As igrejas precisam ser tanto fortalezas espirituais quanto centros de ação cultural. Devem promover uma visão abrangente de justiça, que inclua o cuidado com os pobres e oprimidos, mas que também denuncie os pecados e as injustiças cometidas em nome do progressismo.

“Fazei-nos fortes na tribulação, firmes na verdade, e inabaláveis na vossa justiça”

Assim, a resposta cristã ao totalitarismo cívico não é apenas uma necessidade prática, mas uma convocação espiritual. A coragem de resistir a este movimento, inspirada nas Escrituras Sagradas e nos exemplos dos Pais da Igreja, como Inácio de Antioquia, Cipriano de Cartago e Agostinho de Hipona, revela a profundidade da fé cristã em tempos de provação. Quando pensamos nos Pais da Igreja, eles nos lembram que a fidelidade a Deus não apenas sustenta o indivíduo em momentos de perseguição, mas também oferece uma visão alternativa e mais elevada de sociedade – uma sociedade fundamentada na dignidade, na verdade e na liberdade autêntica.

Ao enfrentarmos as pressões de um Estado que tenta moldar a verdade segundo suas próprias conveniências, os cristãos são chamados a viver com o mesmo fervor daqueles que vieram antes de nós.
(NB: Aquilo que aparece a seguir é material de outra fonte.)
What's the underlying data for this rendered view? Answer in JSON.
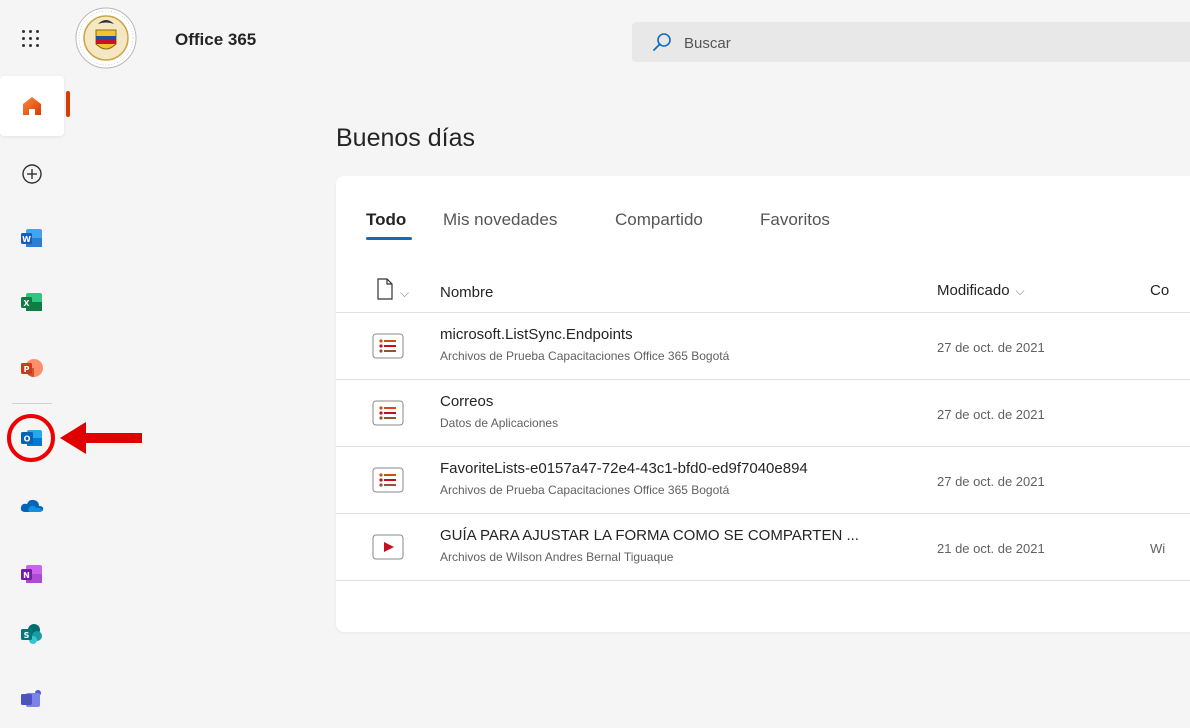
{
  "header": {
    "app_title": "Office 365",
    "search_placeholder": "Buscar"
  },
  "rail": {
    "items": [
      {
        "name": "home",
        "icon": "home-icon",
        "active": true
      },
      {
        "name": "create",
        "icon": "plus-circle-icon"
      },
      {
        "name": "word",
        "icon": "word-icon"
      },
      {
        "name": "excel",
        "icon": "excel-icon"
      },
      {
        "name": "powerpoint",
        "icon": "powerpoint-icon"
      },
      {
        "name": "outlook",
        "icon": "outlook-icon",
        "highlighted": true
      },
      {
        "name": "onedrive",
        "icon": "onedrive-icon"
      },
      {
        "name": "onenote",
        "icon": "onenote-icon"
      },
      {
        "name": "sharepoint",
        "icon": "sharepoint-icon"
      },
      {
        "name": "teams",
        "icon": "teams-icon"
      }
    ]
  },
  "main": {
    "greeting": "Buenos días",
    "tabs": [
      {
        "label": "Todo",
        "active": true
      },
      {
        "label": "Mis novedades"
      },
      {
        "label": "Compartido"
      },
      {
        "label": "Favoritos"
      }
    ],
    "columns": {
      "name": "Nombre",
      "modified": "Modificado",
      "extra": "Co"
    },
    "files": [
      {
        "name": "microsoft.ListSync.Endpoints",
        "location": "Archivos de Prueba Capacitaciones Office 365 Bogotá",
        "modified": "27 de oct. de 2021",
        "extra": "",
        "icon": "list-file-icon"
      },
      {
        "name": "Correos",
        "location": "Datos de Aplicaciones",
        "modified": "27 de oct. de 2021",
        "extra": "",
        "icon": "list-file-icon"
      },
      {
        "name": "FavoriteLists-e0157a47-72e4-43c1-bfd0-ed9f7040e894",
        "location": "Archivos de Prueba Capacitaciones Office 365 Bogotá",
        "modified": "27 de oct. de 2021",
        "extra": "",
        "icon": "list-file-icon"
      },
      {
        "name": "GUÍA PARA AJUSTAR LA FORMA COMO SE COMPARTEN ...",
        "location": "Archivos de Wilson Andres Bernal Tiguaque",
        "modified": "21 de oct. de 2021",
        "extra": "Wi",
        "icon": "video-file-icon"
      }
    ]
  },
  "colors": {
    "accent": "#0f6cbd",
    "active_bar": "#d83b01",
    "annotation": "#e00000"
  }
}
Tal como Inácio, que encarou seu martírio com esperança, entendendo que sua luta era por uma vida verdadeira, os cristãos de hoje são convocados a afirmar com coragem uma moralidade transcendental que sobrepuje os caprichos e anseios de poder humano.
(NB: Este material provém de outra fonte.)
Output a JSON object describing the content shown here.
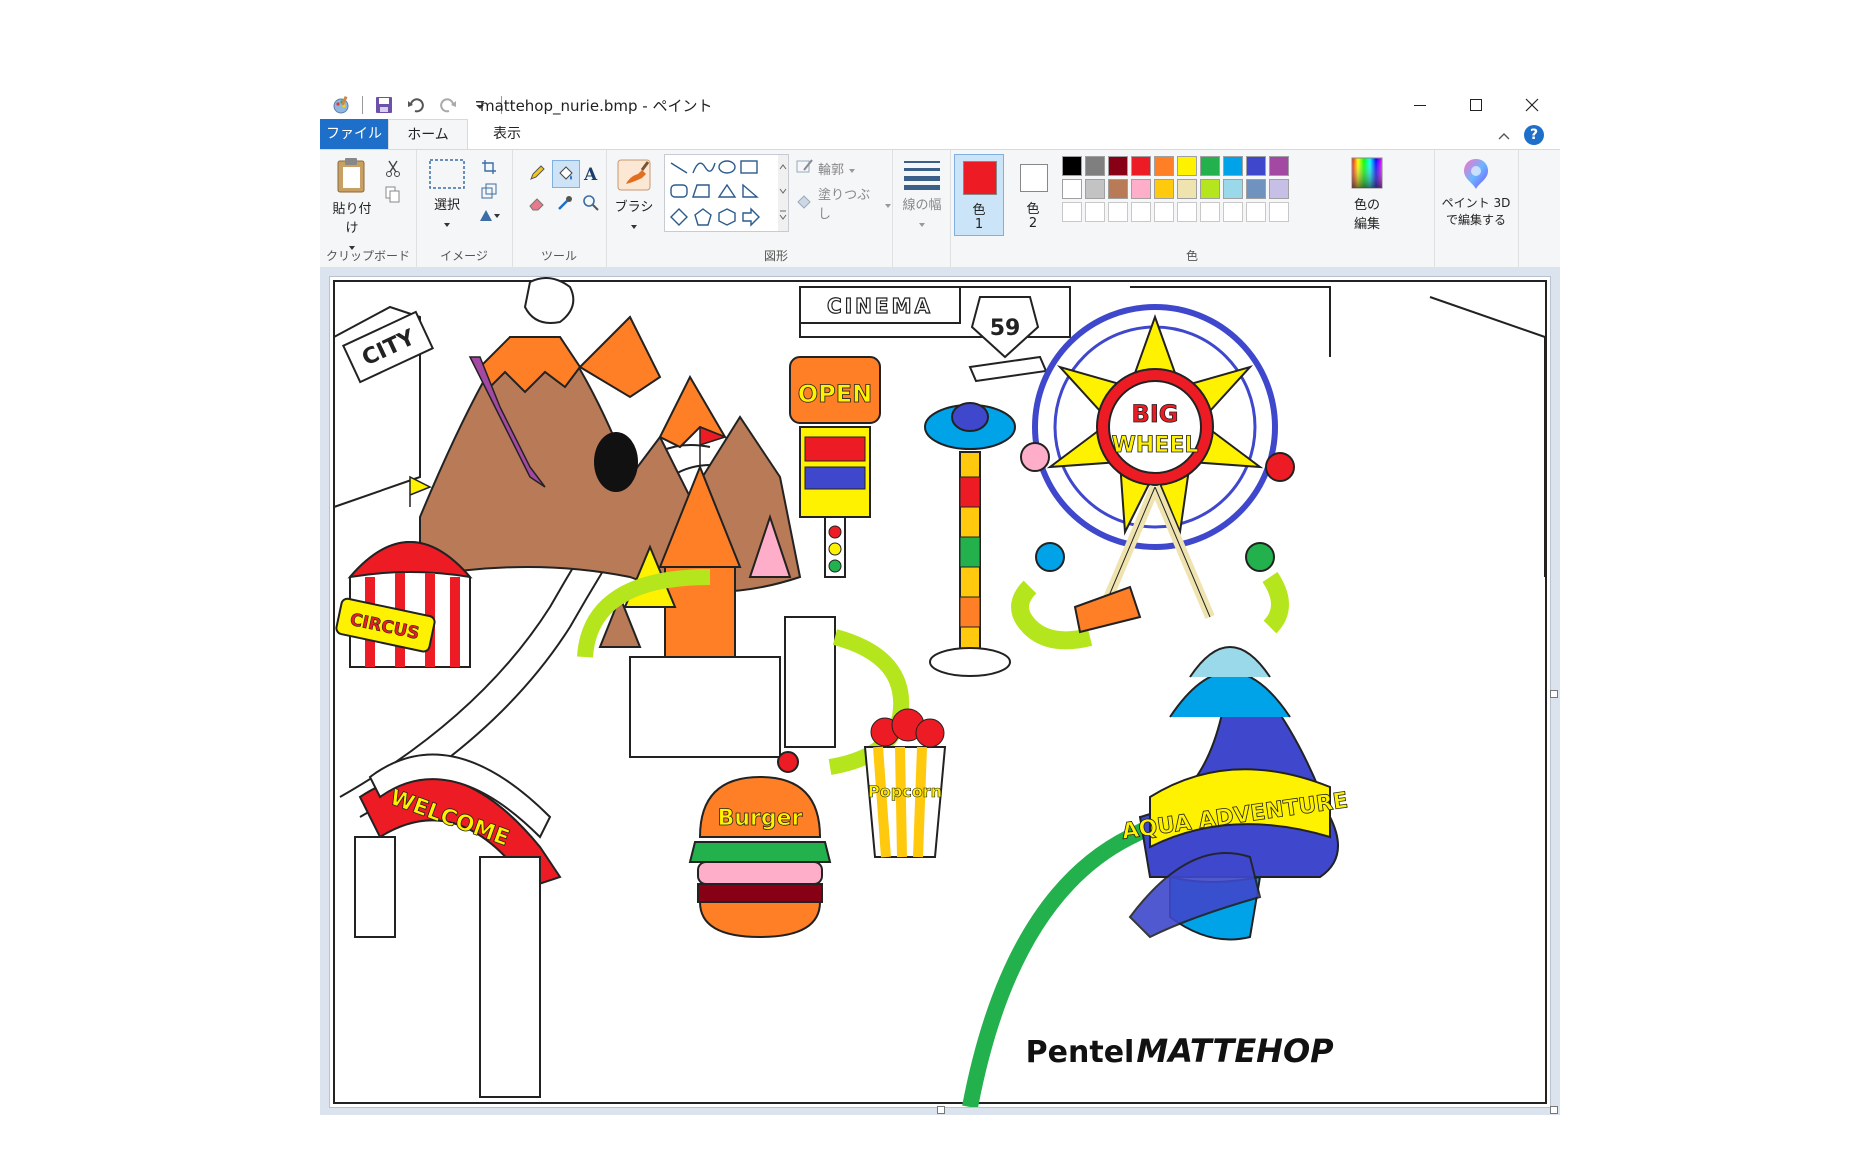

Por meio de orações como as de Cipriano, que clamam por fortaleza diante das forças do mal, e das reflexões de Agostinho, que nos encorajam a confiar na justiça divina, encontramos a força para resistir ao conformismo que ameaça a fé e os valores que sustentam a civilização ocidental. Essas orações e reflexões não são meros relicários de tempos passados, mas uma força viva que continua a nos animar, oferecendo direção para resistir ao totalitarismo sem ódio, mas com amor, esperança e um compromisso inabalável com a verdade.

A luta contra o totalitarismo cívico é, acima de tudo, uma batalha espiritual. Ela requer de cada cristão a disposição de ser, como escreveu Inácio, “moído como trigo”, se necessário, para que a liberdade e a verdade prevaleçam. É uma resistência que se fundamenta na confiança em Deus, no amor ao próximo e na rejeição de toda tirania que tente suprimir a dignidade humana. Como testemunhas de uma fé viva, os cristãos são chamados não apenas a resistir, mas a transformar a sociedade pelo poder do evangelho, honrando a Deus e promovendo o bem comum. Como Agostinho escreveu, “que o nosso coração se fortaleça no Senhor e não desfaleça diante das ameaças humanas”.